Setelah tempat penampungan dipersiapkan, hal kedua yang harus dilakukan adalah memisahkan jenis sampah yang setiap hari Anda produksi di rumah. Gunakanlah dua jenis tong sampah yang dapat menampung sampah organik dan non organik secara terpisah sehingga bahan baku pembuatan pupuk kompos yaitu sampah organik akan lebih mudah didapat.

Kumpulkan juga daun daun kering yang biasa mengotori halaman rumah Anda sebagai bahan tambahan. Akan lebih baik jika Anda juga mengumpulkan kotoran hewan agar kualitas pupuk kompos yang dihasilkan juga lebih baik. Akan tetapi hal ini bersifat optional.

Jika memang tidak memiliki hewan ternak dirumah yang dapat menghasilkan kotoran, pengolahan pupuk kompos tanpa bahan kotoran hewan juga tetap dapat dilakukan.

Cara pengolahan.

Masukanlah sampah organik yang setiap hari Anda produksi kedalam tempat penampungan yang sudah disiapkan. Secara berkala, taburkan sedikit tanah dan kotoran hewan (optional) atau bisa juga menggunakan serbuk gergaji, atau kapur.

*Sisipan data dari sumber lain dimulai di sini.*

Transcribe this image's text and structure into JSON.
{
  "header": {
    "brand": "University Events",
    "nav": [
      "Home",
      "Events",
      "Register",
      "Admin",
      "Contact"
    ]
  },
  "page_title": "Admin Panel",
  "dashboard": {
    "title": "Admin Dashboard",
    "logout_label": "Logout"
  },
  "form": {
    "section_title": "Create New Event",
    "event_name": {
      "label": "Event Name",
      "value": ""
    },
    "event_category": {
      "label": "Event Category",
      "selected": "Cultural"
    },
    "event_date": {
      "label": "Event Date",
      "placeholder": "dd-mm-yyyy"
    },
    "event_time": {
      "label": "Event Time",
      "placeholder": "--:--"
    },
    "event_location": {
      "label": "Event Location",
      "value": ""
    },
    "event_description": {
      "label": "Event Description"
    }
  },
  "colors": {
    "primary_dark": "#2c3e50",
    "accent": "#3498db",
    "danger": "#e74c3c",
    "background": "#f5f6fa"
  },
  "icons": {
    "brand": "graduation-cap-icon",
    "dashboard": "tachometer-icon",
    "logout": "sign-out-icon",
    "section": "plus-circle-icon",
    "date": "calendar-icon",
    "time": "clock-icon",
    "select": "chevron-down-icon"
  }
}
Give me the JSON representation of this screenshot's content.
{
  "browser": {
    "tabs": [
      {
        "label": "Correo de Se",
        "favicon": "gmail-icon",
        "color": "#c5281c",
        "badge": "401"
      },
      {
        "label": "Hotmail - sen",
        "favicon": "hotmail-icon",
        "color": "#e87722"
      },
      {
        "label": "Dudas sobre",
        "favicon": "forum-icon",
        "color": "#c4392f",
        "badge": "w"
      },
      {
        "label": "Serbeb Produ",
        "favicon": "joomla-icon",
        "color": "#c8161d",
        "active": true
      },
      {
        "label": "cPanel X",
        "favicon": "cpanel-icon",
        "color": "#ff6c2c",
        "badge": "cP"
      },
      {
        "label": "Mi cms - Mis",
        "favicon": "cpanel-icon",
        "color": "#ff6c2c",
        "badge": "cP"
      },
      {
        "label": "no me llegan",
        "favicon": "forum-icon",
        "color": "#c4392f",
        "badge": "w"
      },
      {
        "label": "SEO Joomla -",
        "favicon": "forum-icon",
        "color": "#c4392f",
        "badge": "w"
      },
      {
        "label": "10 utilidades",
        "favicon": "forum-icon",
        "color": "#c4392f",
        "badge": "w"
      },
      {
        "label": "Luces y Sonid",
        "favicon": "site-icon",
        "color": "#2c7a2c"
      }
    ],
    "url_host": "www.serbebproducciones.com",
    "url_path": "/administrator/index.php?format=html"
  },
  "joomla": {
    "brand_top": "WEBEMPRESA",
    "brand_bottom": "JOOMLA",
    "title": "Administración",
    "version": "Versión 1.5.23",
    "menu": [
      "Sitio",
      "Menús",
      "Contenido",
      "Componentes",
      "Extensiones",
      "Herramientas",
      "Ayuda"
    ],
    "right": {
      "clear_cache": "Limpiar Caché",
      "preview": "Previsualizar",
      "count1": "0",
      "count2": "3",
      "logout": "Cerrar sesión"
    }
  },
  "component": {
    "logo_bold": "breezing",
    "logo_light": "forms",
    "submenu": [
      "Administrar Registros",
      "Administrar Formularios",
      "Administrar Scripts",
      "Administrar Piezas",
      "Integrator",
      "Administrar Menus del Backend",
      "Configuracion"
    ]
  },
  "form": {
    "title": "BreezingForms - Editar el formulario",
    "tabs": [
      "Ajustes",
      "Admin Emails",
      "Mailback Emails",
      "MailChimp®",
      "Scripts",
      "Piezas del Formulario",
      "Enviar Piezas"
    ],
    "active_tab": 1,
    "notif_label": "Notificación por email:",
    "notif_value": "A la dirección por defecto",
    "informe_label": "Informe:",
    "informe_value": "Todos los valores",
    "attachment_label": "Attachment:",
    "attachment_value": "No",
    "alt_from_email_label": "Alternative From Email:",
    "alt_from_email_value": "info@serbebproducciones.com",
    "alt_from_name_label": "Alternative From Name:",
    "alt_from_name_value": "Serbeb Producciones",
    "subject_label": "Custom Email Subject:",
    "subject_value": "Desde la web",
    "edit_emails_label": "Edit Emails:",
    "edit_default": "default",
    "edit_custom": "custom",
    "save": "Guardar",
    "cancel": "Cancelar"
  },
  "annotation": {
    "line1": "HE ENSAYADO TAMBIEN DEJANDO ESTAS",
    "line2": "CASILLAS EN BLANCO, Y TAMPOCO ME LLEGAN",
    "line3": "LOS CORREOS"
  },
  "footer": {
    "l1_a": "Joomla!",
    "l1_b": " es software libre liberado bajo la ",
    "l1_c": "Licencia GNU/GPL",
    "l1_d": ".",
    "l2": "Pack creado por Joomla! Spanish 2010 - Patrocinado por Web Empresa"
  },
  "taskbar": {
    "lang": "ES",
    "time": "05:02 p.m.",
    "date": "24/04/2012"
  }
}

Lakukan hal ini sampai tempat penampungan terisi penuh, lalu tutup tempat penampungan sampah ini menggunakan tanah dan tandai permukaannya. Diamkan selama kurang lebih tiga bulan agar proses pembusukan dapat berlangsung dengan baik.

Setelah tiga bulan berlalu dan kompos sudah cukup matang, buka kembali tempat penampungan sampah yang ditutup dengan tanah.

Jemur calon pupuk kompos ini di bawah terik matahari hingga kandungan air yang tersisa hanya sekitar 50 – 60% saja. Setelah itu, pupuk kompos organik buatan sendiri pun dapat digunakan untuk berbagai keperluan bercocok tanam.